There’s a conversation in sports that is about “length of play vs. pace of play.” It most frequently happens in baseball. Nobody minds seeing an amazing game that last 3.5 hours with lots of hits, but if it’s a bad game with a million pitching changes and fly balls.
So cutting B Finals, I think the idea is, improves “pace of play” as much as “length of the session.”
I was in Finland over the summer and went and watched a game of Finnish baseball (Pesapallo). The experience is so wildly different than American baseball because the game just. doesn’t. stop. The innings are non-stop action, short break, then right back to it.
I don’t personally think cutting B… Read more »
Swimmers aren’t interested in forfeiting their earned spot for the greater good of swimming, so some risky dink conference winner can have their moment. Swimming has never been an everyone gets a trophy sport so why start now? I know that is harsh but just being real. Also doing away with B finals is supposed to grow the audience? Wrong move.
Time will tell but I think it’s unlikely you’ll have a conference champion knocking faster swimmers out of NCAA’s – or if you do it’ll be in vanishingly rare circumstances.
There are usually around 34 swimmers invited in each event. My guess is that there will be a handful that will be displaced. Not many, but swimmers who have worked really hard for the opportunity and have faster times.
Did you see my post? Last year there would have been 6 guys in the 50 free alone who would have knocked out someone.
this didn’t age well…
If I’m understanding this correctly and I think I know where you are coming from. The number of qualifiers for NCAA is still fixed. So the conference winners will bump some of the people in the last spots for each event. More like the 30,31 person for example. It would be interesting to see where in the nation that person is ranked. But there will be a scenario where a person did not make the championship because a slower conference winner did. That is kind of the point of this.
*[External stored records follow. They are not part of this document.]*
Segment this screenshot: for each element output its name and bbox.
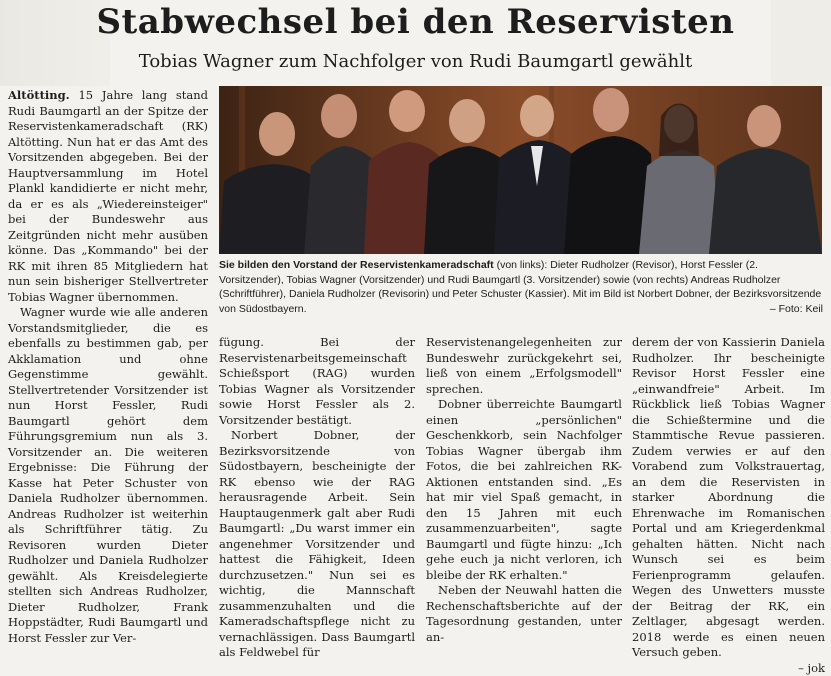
article-paragraph: Dobner überreichte Baumgartl einen „persönlichen" Geschenkkorb, sein Nachfolger Tobias Wagner übergab ihm Fotos, die bei zahlreichen RK-Aktionen entstanden sind. „Es hat mir viel Spaß gemacht, in den 15 Jahren mit euch zusammenzuarbeiten", sagte Baumgartl und fügte hinzu: „Ich gehe euch ja nicht verloren, ich bleibe der RK erhalten." xyxy=(426,397,622,583)
subhead: Tobias Wagner zum Nachfolger von Rudi Baumgartl gewählt xyxy=(0,50,831,74)
paragraph-text: 15 Jahre lang stand Rudi Baumgartl an der Spitze der Reservistenkameradschaft (RK) Altötting. Nun hat er das Amt des Vorsitzenden abgegeben. Bei der Hauptversammlung im Hotel Plankl kandidierte er nicht mehr, da er es als „Wiedereinsteiger" bei der Bundeswehr aus Zeitgründen nicht mehr ausüben könne. Das „Kommando" bei der RK mit ihren 85 Mitgliedern hat nun sein bisheriger Stellvertreter Tobias Wagner übernommen. xyxy=(8,88,208,304)
article-paragraph: derem der von Kassierin Daniela Rudholzer. Ihr bescheinigte Revisor Horst Fessler eine „einwandfreie" Arbeit. Im Rückblick ließ Tobias Wagner die Schießtermine und die Stammtische Revue passieren. Zudem verwies er auf den Vorabend zum Volkstrauertag, an dem die Reservisten in starker Abordnung die Ehrenwache im Romanischen Portal und am Kriegerdenkmal gehalten hätten. Nicht nach Wunsch sei es beim Ferienprogramm gelaufen. Wegen des Unwetters musste der Beitrag der RK, ein Zeltlager, abgesagt werden. 2018 werde es einen neuen Versuch geben. xyxy=(632,335,825,661)
photo-caption xyxy=(219,258,823,316)
article-paragraph: Reservistenangelegenheiten zur Bundeswehr zurückgekehrt sei, ließ von einem „Erfolgsmodell" sprechen. xyxy=(426,335,622,397)
article-paragraph xyxy=(8,88,208,305)
headline: Stabwechsel bei den Reservisten xyxy=(0,0,831,44)
article-column-2 xyxy=(219,335,415,661)
author-signature: – jok xyxy=(632,661,825,676)
caption-lead: Sie bilden den Vorstand der Reservistenkameradschaft xyxy=(219,259,494,271)
caption-text: (von links): Dieter Rudholzer (Revisor), Horst Fessler (2. Vorsitzender), Tobias Wagner (Vorsitzender) und Rudi Baumgartl (3. Vorsitzender) sowie (von rechts) Andreas Rudholzer (Schriftführer), Daniela Rudholzer (Revisorin) und Peter Schuster (Kassier). Mit im Bild ist Norbert Dobner, der Bezirksvorsitzende von Südostbayern. xyxy=(219,259,821,315)
article-paragraph: fügung. Bei der Reservistenarbeitsgemeinschaft Schießsport (RAG) wurden Tobias Wagner als Vorsitzender sowie Horst Fessler als 2. Vorsitzender bestätigt. xyxy=(219,335,415,428)
article-paragraph: Wagner wurde wie alle anderen Vorstandsmitglieder, die es ebenfalls zu bestimmen gab, per Akklamation und ohne Gegenstimme gewählt. Stellvertretender Vorsitzender ist nun Horst Fessler, Rudi Baumgartl gehört dem Führungsgremium nun als 3. Vorsitzender an. Die weiteren Ergebnisse: Die Führung der Kasse hat Peter Schuster von Daniela Rudholzer übernommen. Andreas Rudholzer ist weiterhin als Schriftführer tätig. Zu Revisoren wurden Dieter Rudholzer und Daniela Rudholzer gewählt. Als Kreisdelegierte stellten sich Andreas Rudholzer, Dieter Rudholzer, Frank Hoppstädter, Rudi Baumgartl und Horst Fessler zur Ver- xyxy=(8,305,208,646)
photo-credit: – Foto: Keil xyxy=(770,302,823,317)
article-paragraph: Neben der Neuwahl hatten die Rechenschaftsberichte auf der Tagesordnung gestanden, unter an- xyxy=(426,583,622,645)
group-photo xyxy=(219,86,822,254)
article-paragraph: Norbert Dobner, der Bezirksvorsitzende von Südostbayern, bescheinigte der RK ebenso wie der RAG herausragende Arbeit. Sein Hauptaugenmerk galt aber Rudi Baumgartl: „Du warst immer ein angenehmer Vorsitzender und hattest die Fähigkeit, Ideen durchzusetzen." Nun sei es wichtig, die Mannschaft zusammenzuhalten und die Kameradschaftspflege nicht zu vernachlässigen. Dass Baumgartl als Feldwebel für xyxy=(219,428,415,661)
group-photo-illustration xyxy=(219,86,822,254)
article-column-3 xyxy=(426,335,622,645)
article-column-1 xyxy=(8,88,208,646)
dateline: Altötting. xyxy=(8,88,70,102)
article-column-4 xyxy=(632,335,825,676)
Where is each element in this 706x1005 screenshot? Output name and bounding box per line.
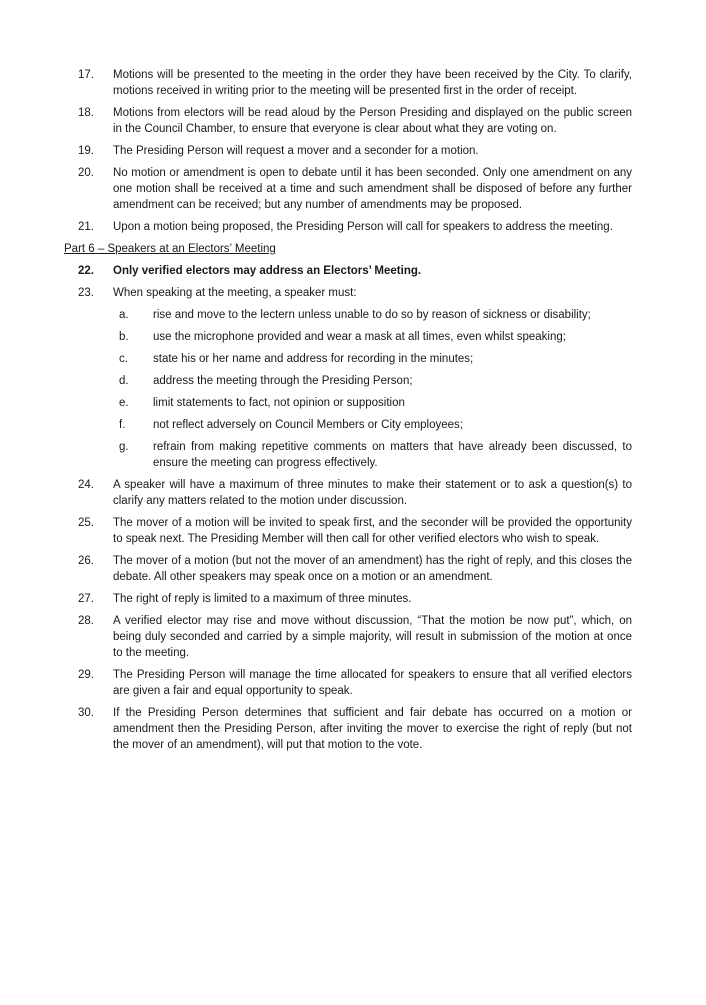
sub-item-letter: f. [119, 419, 126, 431]
list-item-26 [64, 553, 632, 585]
item-text: The mover of a motion (but not the mover of an amendment) has the right of reply, and this closes the debate. All other speakers may speak once on a motion or an amendment. [113, 555, 632, 583]
item-text: Motions will be presented to the meeting in the order they have been received by the City. To clarify, motions received in writing prior to the meeting will be presented first in the order of receipt. [113, 69, 632, 97]
sub-item-letter: a. [119, 309, 129, 321]
item-number: 22. [78, 265, 94, 277]
list-item-25 [64, 515, 632, 547]
list-item-20 [64, 165, 632, 213]
item-number: 25. [78, 517, 94, 529]
item-text: The Presiding Person will manage the time allocated for speakers to ensure that all verified electors are given a fair and equal opportunity to speak. [113, 669, 632, 697]
item-text: Upon a motion being proposed, the Presiding Person will call for speakers to address the meeting. [113, 221, 613, 233]
sub-item-a [64, 307, 632, 323]
list-item-18 [64, 105, 632, 137]
document-body [64, 67, 632, 759]
item-text: A verified elector may rise and move without discussion, “That the motion be now put”, which, on being duly seconded and carried by a simple majority, will result in submission of the motion at once to the meeting. [113, 615, 632, 659]
list-item-24 [64, 477, 632, 509]
list-item-23 [64, 285, 632, 301]
list-item-21 [64, 219, 632, 235]
item-text: Only verified electors may address an Electors’ Meeting. [113, 265, 422, 277]
sub-item-f [64, 417, 632, 433]
sub-item-c [64, 351, 632, 367]
item-number: 19. [78, 145, 94, 157]
sub-item-g [64, 439, 632, 471]
list-item-17 [64, 67, 632, 99]
sub-item-e [64, 395, 632, 411]
sub-item-letter: g. [119, 441, 129, 453]
item-number: 21. [78, 221, 94, 233]
sub-item-letter: c. [119, 353, 128, 365]
item-number: 26. [78, 555, 94, 567]
sub-item-text: address the meeting through the Presiding Person; [153, 375, 413, 387]
sub-item-text: state his or her name and address for recording in the minutes; [153, 353, 474, 365]
item-number: 29. [78, 669, 94, 681]
item-number: 24. [78, 479, 94, 491]
sub-item-letter: b. [119, 331, 129, 343]
item-text: No motion or amendment is open to debate until it has been seconded. Only one amendment on any one motion shall be received at a time and such amendment shall be disposed of before any further amendment can be received; but any number of amendments may be proposed. [113, 167, 632, 211]
item-number: 20. [78, 167, 94, 179]
list-item-19 [64, 143, 632, 159]
list-item-27 [64, 591, 632, 607]
item-text: The Presiding Person will request a mover and a seconder for a motion. [113, 145, 479, 157]
section-heading-part-6: Part 6 – Speakers at an Electors’ Meeting [64, 243, 276, 255]
sub-item-text: refrain from making repetitive comments on matters that have already been discussed, to ensure the meeting can progress effectively. [153, 441, 632, 469]
item-text: The right of reply is limited to a maximum of three minutes. [113, 593, 412, 605]
sub-item-text: not reflect adversely on Council Members or City employees; [153, 419, 463, 431]
sub-item-d [64, 373, 632, 389]
item-text: When speaking at the meeting, a speaker must: [113, 287, 357, 299]
sub-item-b [64, 329, 632, 345]
item-number: 30. [78, 707, 94, 719]
sub-item-letter: d. [119, 375, 129, 387]
list-item-28 [64, 613, 632, 661]
list-item-29 [64, 667, 632, 699]
item-number: 17. [78, 69, 94, 81]
item-text: The mover of a motion will be invited to speak first, and the seconder will be provided the opportunity to speak next. The Presiding Member will then call for other verified electors who wish to speak. [113, 517, 632, 545]
item-text: If the Presiding Person determines that sufficient and fair debate has occurred on a motion or amendment then the Presiding Person, after inviting the mover to exercise the right of reply (but not the mover of an amendment), will put that motion to the vote. [113, 707, 632, 751]
item-number: 27. [78, 593, 94, 605]
item-number: 23. [78, 287, 94, 299]
list-item-22 [64, 263, 632, 279]
sub-item-text: rise and move to the lectern unless unable to do so by reason of sickness or disability; [153, 309, 591, 321]
item-number: 18. [78, 107, 94, 119]
item-number: 28. [78, 615, 94, 627]
sub-item-text: use the microphone provided and wear a mask at all times, even whilst speaking; [153, 331, 566, 343]
sub-item-text: limit statements to fact, not opinion or supposition [153, 397, 405, 409]
item-text: A speaker will have a maximum of three minutes to make their statement or to ask a question(s) to clarify any matters related to the motion under discussion. [113, 479, 632, 507]
list-item-30 [64, 705, 632, 753]
item-text: Motions from electors will be read aloud by the Person Presiding and displayed on the public screen in the Council Chamber, to ensure that everyone is clear about what they are voting on. [113, 107, 632, 135]
sub-item-letter: e. [119, 397, 129, 409]
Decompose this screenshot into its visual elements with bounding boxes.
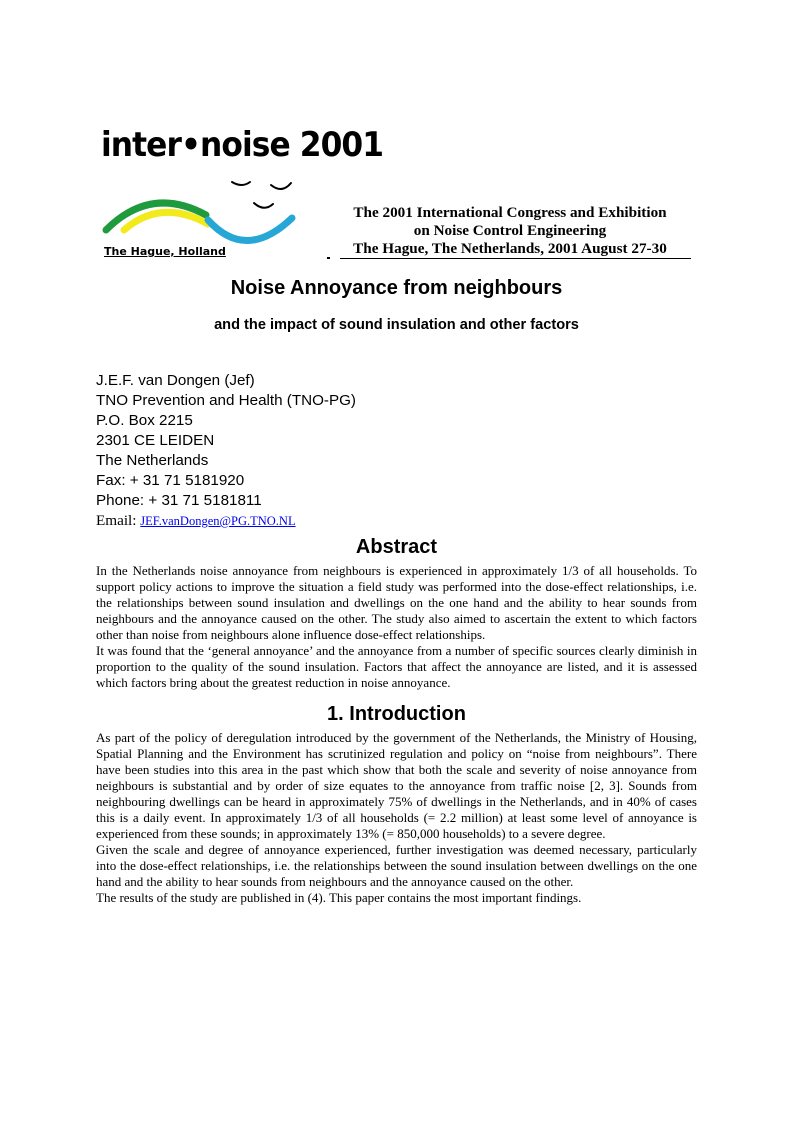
abstract-body bbox=[96, 563, 697, 691]
logo-blue-wave bbox=[208, 218, 292, 241]
conference-line-3: The Hague, The Netherlands, 2001 August 27-30 bbox=[353, 240, 667, 257]
introduction-body bbox=[96, 730, 697, 906]
paper-subtitle: and the impact of sound insulation and other factors bbox=[214, 317, 579, 333]
logo-smile-mark bbox=[271, 183, 291, 189]
logo-waves-graphic bbox=[96, 180, 326, 250]
paper-title: Noise Annoyance from neighbours bbox=[230, 277, 563, 299]
logo-smile-mark bbox=[232, 182, 250, 185]
author-organization: TNO Prevention and Health (TNO-PG) bbox=[96, 392, 356, 409]
author-block bbox=[96, 371, 356, 531]
conference-line-2: on Noise Control Engineering bbox=[413, 222, 607, 239]
author-phone: Phone: + 31 71 5181811 bbox=[96, 492, 262, 509]
author-email-line bbox=[96, 511, 356, 531]
logo-smile-mark bbox=[254, 203, 273, 208]
author-name: J.E.F. van Dongen (Jef) bbox=[96, 372, 255, 389]
conference-line-1: The 2001 International Congress and Exhibition bbox=[353, 204, 667, 221]
header-rule bbox=[340, 258, 691, 259]
logo-yellow-wave bbox=[124, 212, 208, 230]
author-po-box: P.O. Box 2215 bbox=[96, 412, 193, 429]
introduction-paragraph: As part of the policy of deregulation introduced by the government of the Netherlands, the Ministry of Housing, Spatial Planning and the Environment has scrutinized regulation and policy on “noise from neighbours”. There have been studies into this area in the past which show that both the scale and severity of noise annoyance from neighbours is substantial and by order of size equates to the annoyance from traffic noise [2, 3]. Sounds from neighbouring dwellings can be heard in approximately 75% of dwellings in the Netherlands, and in 40% of cases this is a daily event. In approximately 1/3 of all households (= 2.2 million) at least some level of annoyance is experienced from these sounds; in approximately 13% (= 850,000 households) to a severe degree. bbox=[96, 730, 697, 841]
header-rule-dot bbox=[327, 257, 330, 259]
introduction-paragraph: Given the scale and degree of annoyance experienced, further investigation was deemed necessary, particularly into the dose-effect relationships, i.e. the relationships between the sound insulation between dwellings on the one hand and the ability to hear sounds from neighbours and the annoyance caused on the other. bbox=[96, 842, 697, 889]
author-country: The Netherlands bbox=[96, 452, 209, 469]
author-fax: Fax: + 31 71 5181920 bbox=[96, 472, 245, 489]
email-link[interactable]: JEF.vanDongen@PG.TNO.NL bbox=[140, 514, 296, 528]
abstract-heading: Abstract bbox=[355, 536, 438, 558]
author-city: 2301 CE LEIDEN bbox=[96, 432, 215, 449]
abstract-paragraph: It was found that the ‘general annoyance’ and the annoyance from a number of specific sources clearly diminish in proportion to the quality of the sound insulation. Factors that affect the annoyance are listed, and it is assessed which factors bring about the greatest reduction in noise annoyance. bbox=[96, 643, 697, 690]
introduction-paragraph: The results of the study are published in (4). This paper contains the most important findings. bbox=[96, 890, 582, 905]
abstract-paragraph: In the Netherlands noise annoyance from neighbours is experienced in approximately 1/3 of all households. To support policy actions to improve the situation a field study was performed into the dose-effect relationships, i.e. the relationships between sound insulation and dwellings on the one hand and the ability to hear sounds from neighbours and the annoyance caused on the other. The study also aimed to ascertain the extent to which factors other than noise from neighbours alone influence dose-effect relationships. bbox=[96, 563, 697, 642]
logo-title: inter•noise 2001 bbox=[101, 125, 384, 165]
email-label: Email: bbox=[96, 512, 141, 529]
logo-city: The Hague, Holland bbox=[104, 245, 226, 258]
conference-header bbox=[330, 204, 690, 258]
introduction-heading: 1. Introduction bbox=[327, 703, 466, 725]
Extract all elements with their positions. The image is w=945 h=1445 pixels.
Is there a way to contact the NCAA to express concern about the event order and B finals?
Based on the men’s 50 free last year–it took a 19.02 to make it. I looked at all the conference champions of the 50 free at their individual conferences last year. There would be 6 guys who would be an automatic bid who otherwise would not have made the cut. Caleb Kelly (19.35), Nick Finch (19.07), Matvei Namakonov (19.43), Karol Ostrowski (19.28), Felix Jedbratt (19.20), Matej Dusa (19.11). This is based off of the cut for this year which is a 19.43. My opinion is this is unfair to the guy who trains his a$$ off but just happens to go to a school in a Power 4. This guy could potentially go sub 19 and not make the list.… Read more »
In this example Matvei Namakonov qualified on his own in 100 breast. So would that mean an extra 100 breast swimmer would have gotten in… ? Or would they factor that in and not give him the auto 50 free spot.. ? Not sure which calculation is done first but it could affect exactly who gets bumped.
He would autoqualify based on the 50 free, then he would have been skipped as they work by rows in the 100 breast.
Remember that the AQ swimmers don’t necessarily bump the next-best guy *in that event*. They just go through the regular selection process, so the next best guy could be the 31st place finisher in the 200 back, for example.
So how will it selection process start now that they don’t have A cuts. Will they put the top 28 in each event, then add in all the conference winners who aren’t already within that 28, and after that add 1 at a time under each event until they get to that magic number?